Marijuana associated with three-fold risk of death from hypertension

Barsaba Taglieri
Agosto 9, 2017

This increase in risk was greater than that associated with cigarette smoking, the researchers said.

The study now published in the European Journal of Preventive Cardiology looks at the marijuana consumption of United States adults and whether there is a link between their use of the drug and cardiovascular mortality. However, governments globally may be making a mistake since a new research study has revealed that marijuana can increase cardiovascular risks. Those who answered "yes" were considered marijuana users by the researchers in this present study.

Study author Josiane Bourque from the University of Montreal, said: 'Our findings confirm that becoming a more regular marijuana user during adolescence is, indeed, associated with a risk of psychotic symptoms.

'[Psychosis symptoms] may be infrequent and thus not problematic for the adolescent, when these experiences are reported continuously, year after year, then there's an increased risk of a first psychotic episode or another psychiatric condition'.

The researchers analyzed 1,213 people aged 20 or over who had been involved in a National Health and Nutrition Examination Survey.
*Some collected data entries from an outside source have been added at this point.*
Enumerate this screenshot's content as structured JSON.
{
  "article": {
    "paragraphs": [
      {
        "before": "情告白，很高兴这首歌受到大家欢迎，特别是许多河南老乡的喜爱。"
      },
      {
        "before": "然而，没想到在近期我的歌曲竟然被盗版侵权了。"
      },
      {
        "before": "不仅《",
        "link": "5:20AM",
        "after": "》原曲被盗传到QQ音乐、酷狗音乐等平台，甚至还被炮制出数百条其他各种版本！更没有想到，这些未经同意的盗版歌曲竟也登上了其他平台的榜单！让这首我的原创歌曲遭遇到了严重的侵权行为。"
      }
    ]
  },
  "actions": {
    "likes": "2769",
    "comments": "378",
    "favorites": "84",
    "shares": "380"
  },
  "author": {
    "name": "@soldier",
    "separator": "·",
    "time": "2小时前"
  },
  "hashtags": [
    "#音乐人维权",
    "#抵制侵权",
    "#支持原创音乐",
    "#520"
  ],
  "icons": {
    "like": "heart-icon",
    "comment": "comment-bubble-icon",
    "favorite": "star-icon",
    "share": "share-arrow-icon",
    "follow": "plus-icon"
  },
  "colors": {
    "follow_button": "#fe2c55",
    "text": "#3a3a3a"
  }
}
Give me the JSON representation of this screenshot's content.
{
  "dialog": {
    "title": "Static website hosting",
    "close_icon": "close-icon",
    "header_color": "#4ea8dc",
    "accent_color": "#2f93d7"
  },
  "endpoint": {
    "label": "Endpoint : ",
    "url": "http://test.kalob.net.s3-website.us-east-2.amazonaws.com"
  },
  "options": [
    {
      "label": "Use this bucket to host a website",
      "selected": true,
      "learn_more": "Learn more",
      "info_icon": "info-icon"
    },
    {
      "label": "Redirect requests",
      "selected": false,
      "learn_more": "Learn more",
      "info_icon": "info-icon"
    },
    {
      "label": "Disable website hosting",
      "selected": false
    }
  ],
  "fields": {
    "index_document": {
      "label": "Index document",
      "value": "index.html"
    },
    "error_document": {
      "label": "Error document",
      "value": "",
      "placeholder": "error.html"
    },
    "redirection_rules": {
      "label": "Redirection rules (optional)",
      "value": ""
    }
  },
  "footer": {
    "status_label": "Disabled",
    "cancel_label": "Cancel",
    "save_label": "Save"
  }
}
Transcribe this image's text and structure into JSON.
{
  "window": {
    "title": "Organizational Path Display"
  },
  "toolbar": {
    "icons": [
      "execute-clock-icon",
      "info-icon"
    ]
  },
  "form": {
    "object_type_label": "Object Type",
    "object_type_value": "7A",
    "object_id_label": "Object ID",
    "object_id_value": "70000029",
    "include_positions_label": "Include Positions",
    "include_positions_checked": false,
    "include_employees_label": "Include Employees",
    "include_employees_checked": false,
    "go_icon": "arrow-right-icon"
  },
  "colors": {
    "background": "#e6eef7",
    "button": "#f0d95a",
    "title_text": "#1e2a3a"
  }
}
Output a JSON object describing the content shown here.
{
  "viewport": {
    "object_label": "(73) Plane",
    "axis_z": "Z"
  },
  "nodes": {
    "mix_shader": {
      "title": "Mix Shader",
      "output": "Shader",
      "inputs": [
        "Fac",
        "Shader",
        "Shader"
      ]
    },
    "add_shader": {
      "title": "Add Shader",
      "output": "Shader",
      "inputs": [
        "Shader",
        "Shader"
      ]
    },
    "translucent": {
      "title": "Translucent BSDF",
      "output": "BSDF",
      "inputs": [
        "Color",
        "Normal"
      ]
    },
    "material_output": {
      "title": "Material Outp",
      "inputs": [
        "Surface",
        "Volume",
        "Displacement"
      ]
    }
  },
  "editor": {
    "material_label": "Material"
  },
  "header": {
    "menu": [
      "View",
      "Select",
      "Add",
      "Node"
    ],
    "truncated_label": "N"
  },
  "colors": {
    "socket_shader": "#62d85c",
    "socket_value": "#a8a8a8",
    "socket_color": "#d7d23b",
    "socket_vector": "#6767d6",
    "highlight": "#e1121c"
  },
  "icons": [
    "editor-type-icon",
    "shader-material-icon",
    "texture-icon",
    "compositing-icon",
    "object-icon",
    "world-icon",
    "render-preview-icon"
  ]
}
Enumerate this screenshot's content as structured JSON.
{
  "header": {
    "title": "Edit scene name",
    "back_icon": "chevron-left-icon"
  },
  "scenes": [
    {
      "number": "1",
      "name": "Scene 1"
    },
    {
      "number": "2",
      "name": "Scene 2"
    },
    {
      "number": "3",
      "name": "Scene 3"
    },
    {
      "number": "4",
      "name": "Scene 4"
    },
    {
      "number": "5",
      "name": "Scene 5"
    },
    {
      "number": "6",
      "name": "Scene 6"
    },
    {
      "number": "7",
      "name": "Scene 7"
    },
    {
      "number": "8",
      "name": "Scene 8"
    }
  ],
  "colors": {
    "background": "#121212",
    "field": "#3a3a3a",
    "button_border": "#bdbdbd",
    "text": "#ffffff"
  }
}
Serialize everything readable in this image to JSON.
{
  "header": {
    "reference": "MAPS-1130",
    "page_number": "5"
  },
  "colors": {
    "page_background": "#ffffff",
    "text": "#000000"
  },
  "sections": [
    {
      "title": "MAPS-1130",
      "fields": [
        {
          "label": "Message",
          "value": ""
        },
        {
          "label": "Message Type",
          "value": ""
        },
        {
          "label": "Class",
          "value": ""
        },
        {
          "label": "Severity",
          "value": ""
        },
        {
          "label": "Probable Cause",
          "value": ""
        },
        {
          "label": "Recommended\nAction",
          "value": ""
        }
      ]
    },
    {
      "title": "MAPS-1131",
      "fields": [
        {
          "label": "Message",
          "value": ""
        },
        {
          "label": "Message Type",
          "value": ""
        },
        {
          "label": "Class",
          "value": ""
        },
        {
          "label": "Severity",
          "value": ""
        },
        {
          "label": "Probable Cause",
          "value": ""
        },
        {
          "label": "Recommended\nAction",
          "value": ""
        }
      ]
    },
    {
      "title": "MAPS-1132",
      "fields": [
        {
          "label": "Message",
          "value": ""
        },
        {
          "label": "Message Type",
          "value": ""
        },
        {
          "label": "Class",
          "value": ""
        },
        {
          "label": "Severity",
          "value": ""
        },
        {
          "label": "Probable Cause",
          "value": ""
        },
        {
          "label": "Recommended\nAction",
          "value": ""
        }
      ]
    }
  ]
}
As a part of the survey, the participants were asked if they had ever used marijuana and, if so, when they first tried the drug.

Obtaining data about people's marijuana consumption is challenging, as there is no longitudinal data available on marijuana use.

For Yankey's study, information on marijuana use was merged with mortality data in 2011 from the U.S. National Center for Health Statistics, and adjusted for confounding factors such as tobacco smoking and variables including sex, age and ethnicity. Lead study author Barbara Yankey said that such risks continue to rise with every passing year of marijuana use.

The average duration of use among users of marijuana, or cannabis, was 11.5 years.

Marijuana was found to be more damaging for heart health than tobacco. Marijuana stimulates the sympathetic nervous system, leading to increases in heart rate, [BP] and oxygen demand.

"We found higher estimated cardiovascular risks associated with marijuana use than cigarette smoking", Ms. Yankey concluded. "However, there is little research on the impact of marijuana use on cardiovascular and cerebrovascular mortality".

Marijuana users had a higher risk of dying from hypertension.

The findings were published in the European Journal of Preventive Cardiology. We conducted Cox proportional hazards regression analyses to estimate hazard ratios for hypertension, heart disease, and cerebrovascular mortality due to marijuana use.

"It is important to establish whether any health benefits outweigh the potential health, social and economic risks". There was however no association between marijuana use and death from heart disease or cerebrovascular disease.

"Despite the widely held view that cannabis is benign, this research adds to previous work suggesting otherwise", said Ian Hamilton, a lecturer in mental health at Britain's York University.